The enormous Chinese market has attracted the attention of increasing numbers of the world's China experts. Stationed in China and fully competent in international management, these experts are advantaged by their unique
affinity to China. With yellow skin and dark eyes, they speak Chinese and understand the etiquette and customs of China, and are proven to be most suitable candidates to fill multinationals' offices in China. Zhu Xiaojian, one of these experts, is clearly a good choice for the position of Asia-Pacific Region President of the London Stock Exchange (LSE).
Zhu joined the LSE in 1998 and has witnessed the growth of Chinese enterprise listings, from one company to several dozen companies. Since March 1997- "a memorable day"-when Beijing Datang Power Generation Co. Ltd. became the first Chinese company to be listed on the LSE, there have been 59 Chinese mainland companies listed on the LSE, including six on the main board and 53 (all private enterprises) on the AIM (Alternative Investment Market). In addition, 14 Hong Kong companies are also listed on the LSE.
"Flexibility in accounting standards is our advantage," said Zhu. "The LSE accepts not only British and American accounting standards, but also the international accounting standard. It is very convenient for a Chinese enterprise to apply for listing on both the London and Hong Kong exchanges using the same set of documents because the listing rules of London and Hong Kong are identical and the legal structures are also similar." Air China (0753.HK), for instance, used the same set of documents to successfully list on the Hong Kong and London exchanges in December 2004.
Strong support from institutional investors is also an important advantage for the LSE in attracting overseas enterprises. "European investors are more conservative and choose companies based on the long-term investment objective," said Lan M. Oades, General Manager of StraMark Capital Group's China Office. "On the AIM market, 80 percent of the investors are institutional investors."
More importantly, Zhu pointed out, "The best thing about institutional investors is that they are very stable, which is beneficial to Chinese enterprises seeking long-term development." Moreover, since institutional investors are the main players on the London market, monitoring is relatively relaxed and requires much lower monitoring fees.
As the third largest stock exchange in the world, the LSE has become the top choice for IPOs of non-U.S. companies. In 2000, the LSE restructured itself, and in July 2001 it was listed on its own exchange. Today, its stock price has more than tripled, from the initial 3.48 pounds to 12.8 pounds (about $25.64).
A relaxed AIM draws
Today, the annual trading volume and the number of new listings on the LSE have surpassed U.S. stock exchanges. Its AIM, because of the relatively relaxed listing requirements, has attracted a large number of small and medium-sized enterprises (SMEs), particularly Chinese enterprises.

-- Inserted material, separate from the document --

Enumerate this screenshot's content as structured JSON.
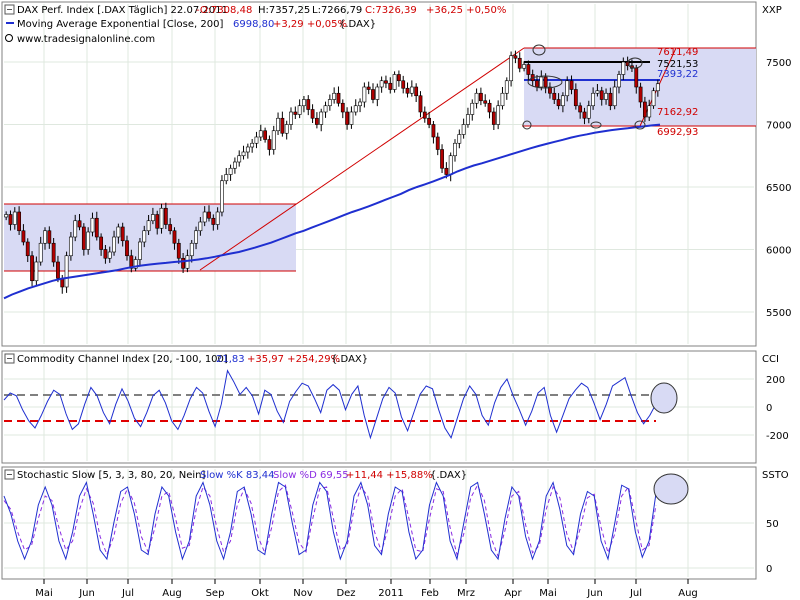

The AIM was established in 1995 at the request of the British Government to provide SMEs and high-growth enterprises with a fundraising channel. The average time required to list on the AIM is three to six months and the average listing fee is $800,000 to $1 million. The AIM has 39 industrial boards and 104 sub-boards covering hi-tech, IT, bio-tech, mining, retail, manufacturing, environmental protection and renewable energy, etc. Mergers and acquisitions, and switching to the main board of the LSE are common practices for the AIM-listed companies.
"The AIM has become an international market," said Zhu. "More than 2,600 enterprises have listed on the AIM. Currently, the market has more than 1,700 listed companies, including over 350 overseas companies, after deducting the transferred or cancelled enterprises."